A week where almost nothing went right, and what stayed with me when the week ended.

Contents
  1. What I noticed at the time
  2. What stayed

I had a week in March that I will remember for a long time. I shipped a bug that confused twenty real users. I had a difficult conversation that went worse than I deserved. I broke a tool I depend on, on Wednesday, and could not fix it until Friday. By Friday evening I was tired in a way that took a weekend to put down.

I am not going to dress this up. It was a bad week.

What I noticed at the time#

I had a strong urge to make decisions on Thursday afternoon that should not be made on Thursday afternoons. Quitting decisions. Restarting decisions. The kind of decisions that feel inevitable inside a bad week and that are obviously wrong from the other side of a Saturday.

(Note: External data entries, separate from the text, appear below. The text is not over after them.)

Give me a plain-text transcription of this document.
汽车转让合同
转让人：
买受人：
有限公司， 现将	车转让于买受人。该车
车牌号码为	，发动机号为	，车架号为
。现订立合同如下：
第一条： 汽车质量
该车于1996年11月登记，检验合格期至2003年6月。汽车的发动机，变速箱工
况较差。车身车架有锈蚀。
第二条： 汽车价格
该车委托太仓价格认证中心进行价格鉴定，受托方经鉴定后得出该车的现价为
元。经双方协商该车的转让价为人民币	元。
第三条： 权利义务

I made none of them. The single biggest practical thing I did all week was to refuse to decide anything large between Wednesday and Sunday. The refusal cost me a couple of unrelated micro-decisions. It saved me from two macro-decisions that the following Monday revealed as panic.

What stayed#

The product is fine. The user with the difficult conversation is now something close to an advocate, because I followed up properly. The tool is fixed. The week is six weeks behind me and the weekend after it has left no mark.

The lesson I keep is small: a bad week is bad data. Decisions made inside one are usually wrong. The discipline of waiting through the weekend has paid for itself, in this case, by an order of magnitude.

I have had two more bad weeks since. The same rule held both times.